I recently received a comment from a reader who pointed out that all examples in my Pumps & Systems columns are small process systems with only one or two circuits. She asked if the same process could be applied to a larger system with multiple cooling loads in parallel. Looking back, most of the examples in my columns were selected to limit their complexity so I could concentrate on one aspect of the system at a time. This month, I will demonstrate how the same approach can be applied to a system of any size.
Regardless of the size, arrangement or design objective, all piping systems are made of three primary elements. The pump elements add all the energy to move the fluid through the system, the process elements use that fluid energy to make the product or provide the service, and the control system improves the quality of the product. As we have seen, the head developed by all the pumps is equal to the head loss in the process elements and control elements in every circuit of the system.
Most industrial plants have extremely large cooling water systems that provide water to hundreds of cooling loads. Balancing the energy in larger systems is tedious to calculate by hand, but computers can quickly handle these calculations. Software can be used to build piping system models and calculate the balanced flow rates and pressures, providing a clear picture of how a system works and what can be done to improve the system.
This real-world example shows how a system energy balance was used in a large cooling water system in an industrial plant using such software.
The System & Challenge
During a software training course, an attendee presented a project involving his plant’s cooling water system. The system normally operated with two cooling water pumps providing sufficient cooling water to meet all plant loads. On a hot summer afternoon, one of the two operating cooling water pumps tripped. Staff immediately started the standby pump to return the system to normal operation before notifying the maintenance group.
When electricians inspected the motor on the tripped pump, everything appeared normal. They notified operations after checking the motor loads on the two operating pumps and discovering their motors were operating well into their service factor. After a short discussion, operations personnel started the third pump and modified the plant’s operating procedure to operate all three cooling water pumps. With all three operating, the motor loads returned to satisfactory conditions.
The plant’s operating guidelines state that for critical systems, the failure of one piece of equipment cannot cause the system to fail. The cooling water system was critical for continued plant operation, and with all three installed pumps operating, personnel took immediate action to purchase and install a fourth pump to provide the necessary standby protection.
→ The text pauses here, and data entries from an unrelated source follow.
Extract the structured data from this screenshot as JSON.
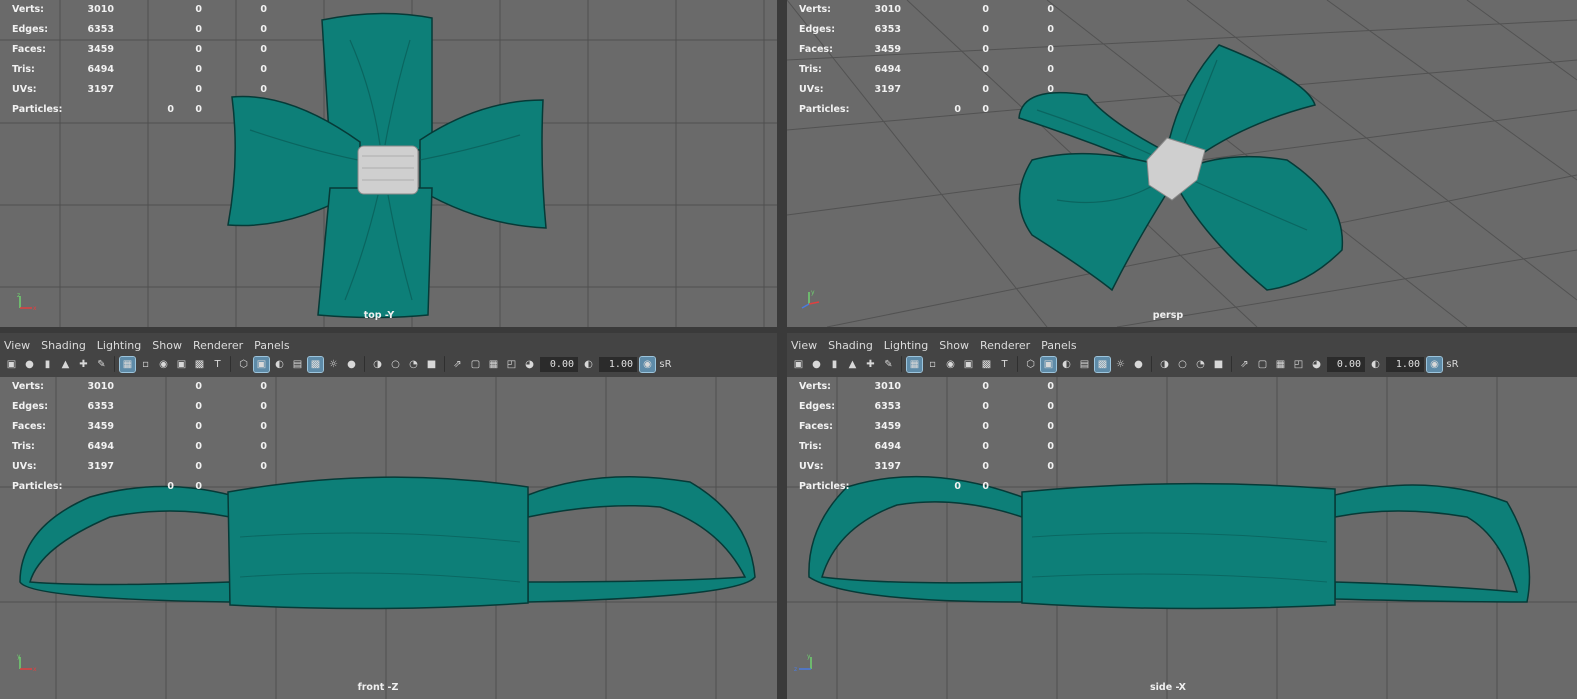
{
  "stats_labels": {
    "verts": "Verts:",
    "edges": "Edges:",
    "faces": "Faces:",
    "tris": "Tris:",
    "uvs": "UVs:",
    "particles": "Particles:"
  },
  "stats_values": {
    "verts": [
      "3010",
      "0",
      "0"
    ],
    "edges": [
      "6353",
      "0",
      "0"
    ],
    "faces": [
      "3459",
      "0",
      "0"
    ],
    "tris": [
      "6494",
      "0",
      "0"
    ],
    "uvs": [
      "3197",
      "0",
      "0"
    ],
    "particles": [
      "0",
      "0"
    ]
  },
  "viewports": {
    "top": {
      "camera": "top -Y"
    },
    "persp": {
      "camera": "persp"
    },
    "front": {
      "camera": "front -Z"
    },
    "side": {
      "camera": "side -X"
    }
  },
  "menu": {
    "view": "View",
    "shading": "Shading",
    "lighting": "Lighting",
    "show": "Show",
    "renderer": "Renderer",
    "panels": "Panels"
  },
  "toolbar": {
    "near_clip": "0.00",
    "far_clip": "1.00",
    "srgb": "sR"
  },
  "icons": [
    "camera-select-icon",
    "camera-attr-icon",
    "bookmark-icon",
    "image-plane-icon",
    "wireframe-grid-icon",
    "resolution-gate-icon",
    "field-chart-icon",
    "safe-action-icon",
    "film-gate-icon",
    "shaded-cube-icon",
    "textured-icon",
    "lights-icon",
    "shadows-icon",
    "isolate-icon",
    "xray-icon",
    "exposure-icon",
    "gamma-icon",
    "color-management-icon"
  ],
  "colors": {
    "viewport_bg": "#6a6a6a",
    "grid_line": "#505050",
    "bow_teal": "#0d7f78",
    "knot_gray": "#cfcfcf",
    "ui_panel": "#444444",
    "toggle_active": "#5e8ba8"
  }
}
The plant engineer wanted to see if piping simulation software could determine if the changes would correct the problem. The engineer took steps to determine the cause and what could be done to return the system to normal operation as quickly as possible.
The first step determined how the system would operate with three pumps. The plant cooling water system was needed to operate the plant, so operation of the physical system could not be modified. The plant engineer decided to use piping system simulation software to discover why the system required three pumps to operate instead of the initial two-pump operation.
The System Model
An accurate model of the piping system was created using all available design data, manufacturer’s test and operating data. The flow diagrams and the piping and instrumentation diagram identified all major equipment and interconnected piping. The flow rate, head, efficiency and NPSHR as shown on the manufacturer’s supplied Pump Curve were entered for each pump in the circulating water system.
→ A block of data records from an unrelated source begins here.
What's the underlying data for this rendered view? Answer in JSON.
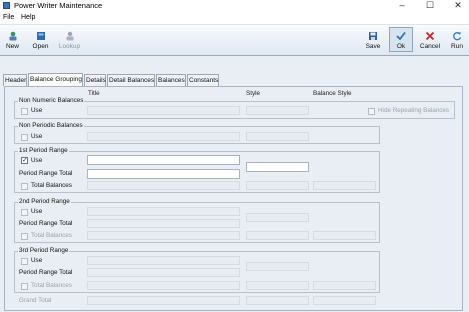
{
  "window": {
    "title": "Power Writer Maintenance"
  },
  "menu": {
    "file": "File",
    "help": "Help"
  },
  "toolbar": {
    "new": "New",
    "open": "Open",
    "lookup": "Lookup",
    "save": "Save",
    "ok": "Ok",
    "cancel": "Cancel",
    "run": "Run"
  },
  "tabs": [
    "Header",
    "Balance Grouping",
    "Details",
    "Detail Balances",
    "Balances",
    "Constants"
  ],
  "columns": {
    "title": "Title",
    "style": "Style",
    "balance_style": "Balance Style"
  },
  "groups": {
    "non_numeric": {
      "label": "Non Numeric Balances",
      "use": "Use",
      "hide_repeating": "Hide Repeating Balances"
    },
    "non_periodic": {
      "label": "Non Periodic Balances",
      "use": "Use"
    },
    "period1": {
      "label": "1st Period Range",
      "use": "Use",
      "range_total": "Period Range Total",
      "total_balances": "Total Balances"
    },
    "period2": {
      "label": "2nd Period Range",
      "use": "Use",
      "range_total": "Period Range Total",
      "total_balances": "Total Balances"
    },
    "period3": {
      "label": "3rd Period Range",
      "use": "Use",
      "range_total": "Period Range Total",
      "total_balances": "Total Balances"
    }
  },
  "grand_total": "Grand Total"
}
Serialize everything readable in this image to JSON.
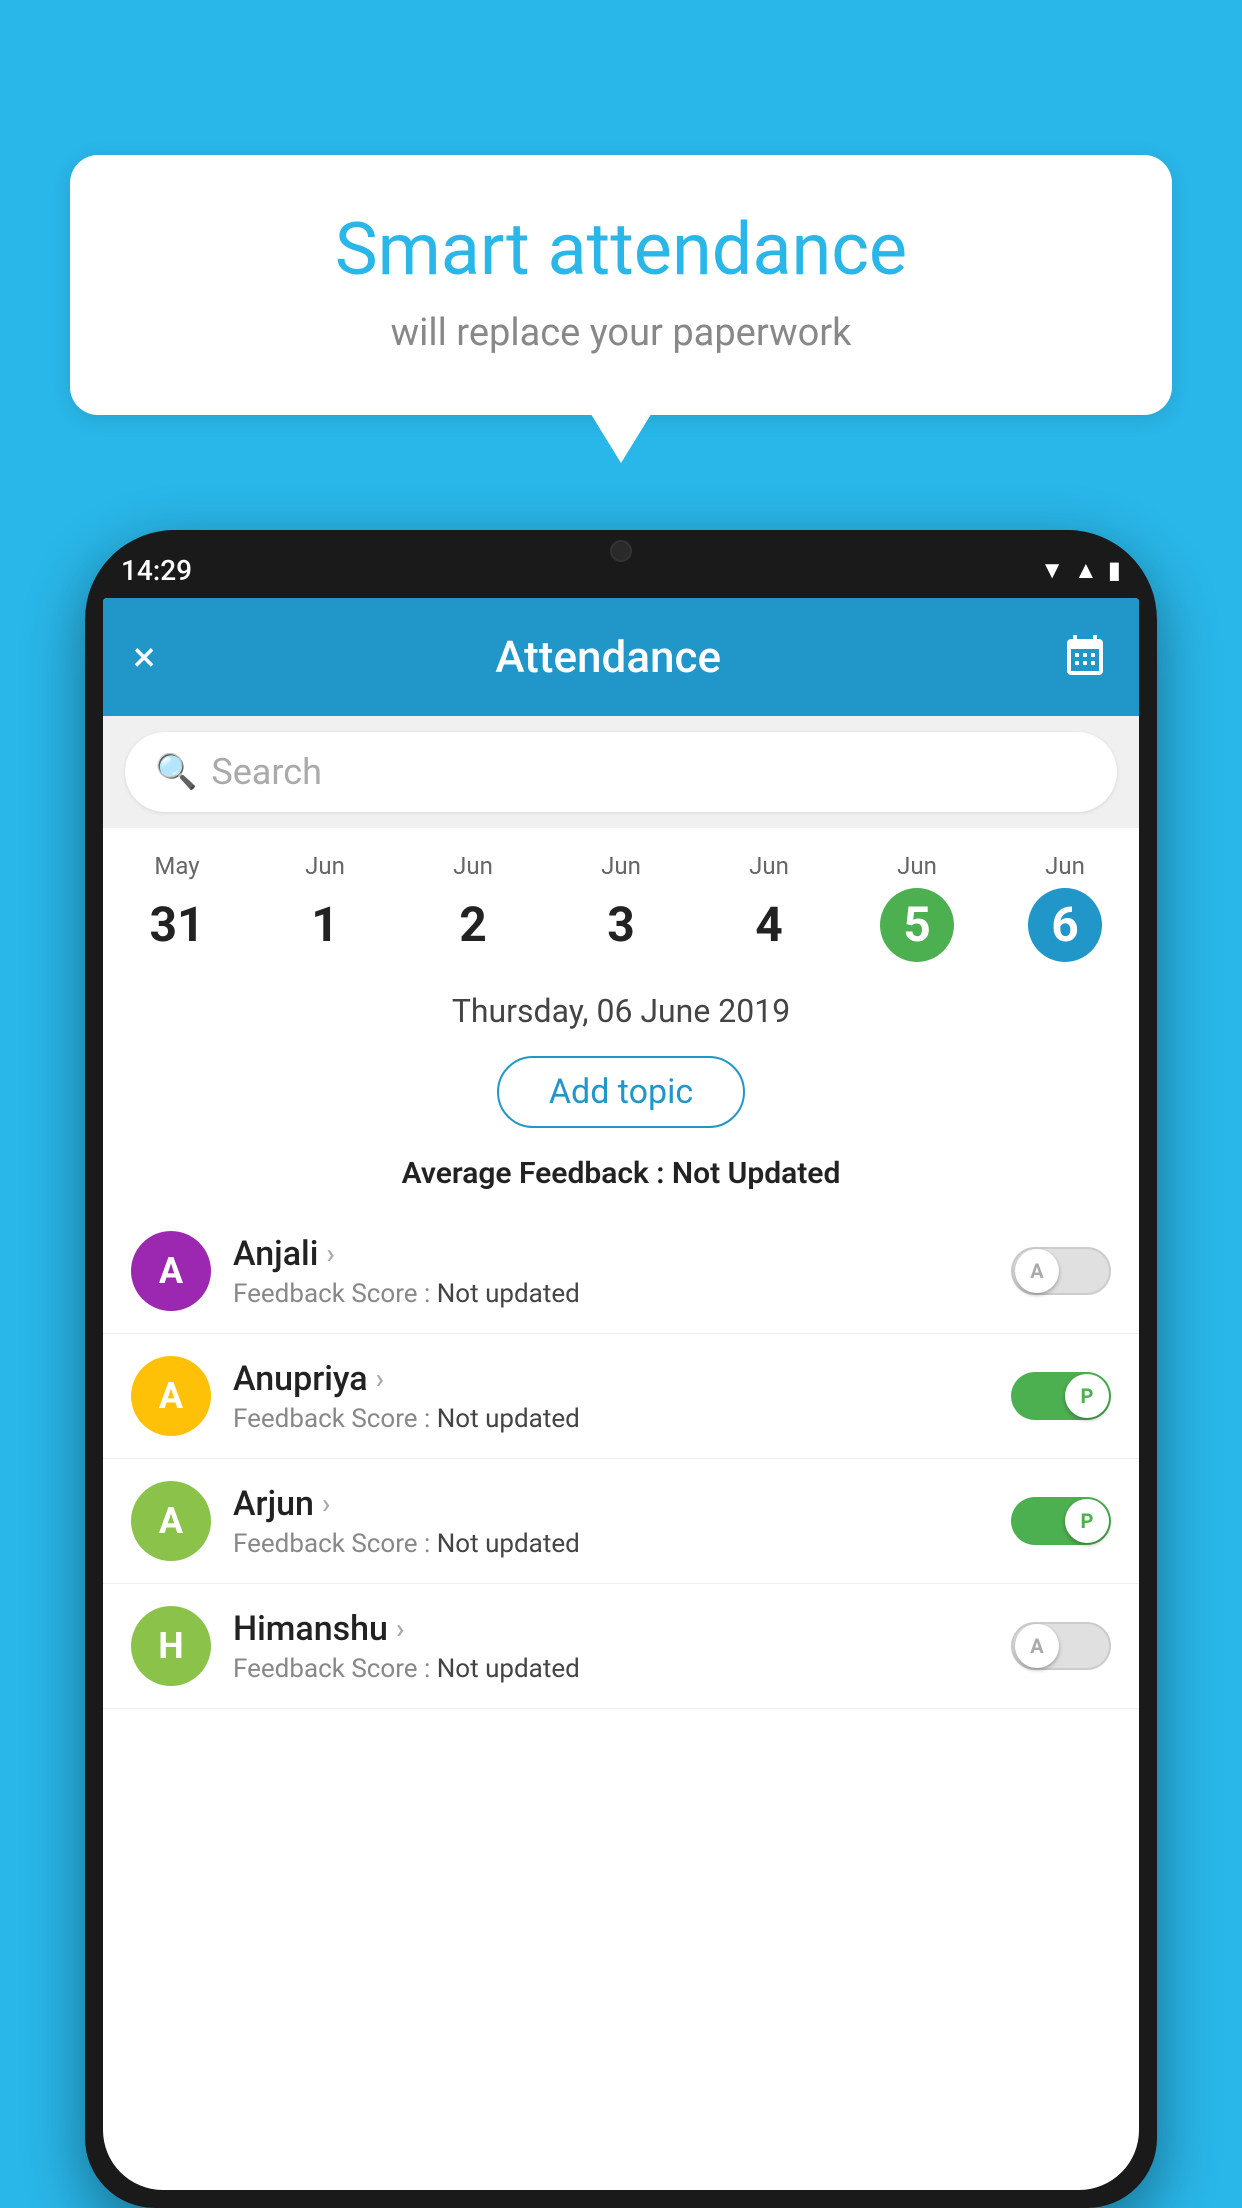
{
  "background_color": "#29B6E8",
  "speech_bubble": {
    "title": "Smart attendance",
    "subtitle": "will replace your paperwork"
  },
  "status_bar": {
    "time": "14:29",
    "icons": [
      "wifi",
      "signal",
      "battery"
    ]
  },
  "app_bar": {
    "title": "Attendance",
    "close_label": "×",
    "calendar_icon": "📅"
  },
  "search": {
    "placeholder": "Search"
  },
  "calendar": {
    "days": [
      {
        "month": "May",
        "date": "31",
        "state": "normal"
      },
      {
        "month": "Jun",
        "date": "1",
        "state": "normal"
      },
      {
        "month": "Jun",
        "date": "2",
        "state": "normal"
      },
      {
        "month": "Jun",
        "date": "3",
        "state": "normal"
      },
      {
        "month": "Jun",
        "date": "4",
        "state": "normal"
      },
      {
        "month": "Jun",
        "date": "5",
        "state": "today"
      },
      {
        "month": "Jun",
        "date": "6",
        "state": "selected"
      }
    ]
  },
  "selected_date": "Thursday, 06 June 2019",
  "add_topic_label": "Add topic",
  "average_feedback": {
    "label": "Average Feedback : ",
    "value": "Not Updated"
  },
  "students": [
    {
      "name": "Anjali",
      "avatar_letter": "A",
      "avatar_color": "#9C27B0",
      "feedback": "Not updated",
      "toggle_state": "off",
      "toggle_label": "A"
    },
    {
      "name": "Anupriya",
      "avatar_letter": "A",
      "avatar_color": "#FFC107",
      "feedback": "Not updated",
      "toggle_state": "on",
      "toggle_label": "P"
    },
    {
      "name": "Arjun",
      "avatar_letter": "A",
      "avatar_color": "#8BC34A",
      "feedback": "Not updated",
      "toggle_state": "on",
      "toggle_label": "P"
    },
    {
      "name": "Himanshu",
      "avatar_letter": "H",
      "avatar_color": "#8BC34A",
      "feedback": "Not updated",
      "toggle_state": "off",
      "toggle_label": "A"
    }
  ],
  "feedback_label": "Feedback Score : "
}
The data for the system’s process elements were entered. Using the manufacturer’s test data for the installed heat exchangers, the team entered the head loss versus flow rate in the system model. Next, piping details such as pipe material, schedule, diameter, along with the valves and fittings, were entered. The density, viscosity and vapor pressure of the system process fluid were specified. This was a closed-loop recirculating system, so elevation and pressure at the surge tank were entered.
Next, the control elements in each circuit were entered. Each load was sized for a specific rate of heat transfer. The rate heat needed to be removed from the process being serviced. The system differential temperature between the hot and cold fluid determined the cooling water flow rate through the circuits. Using this information, one can determine the differential pressure across each control circuit. Figure 1 shows an example of the cooling water system.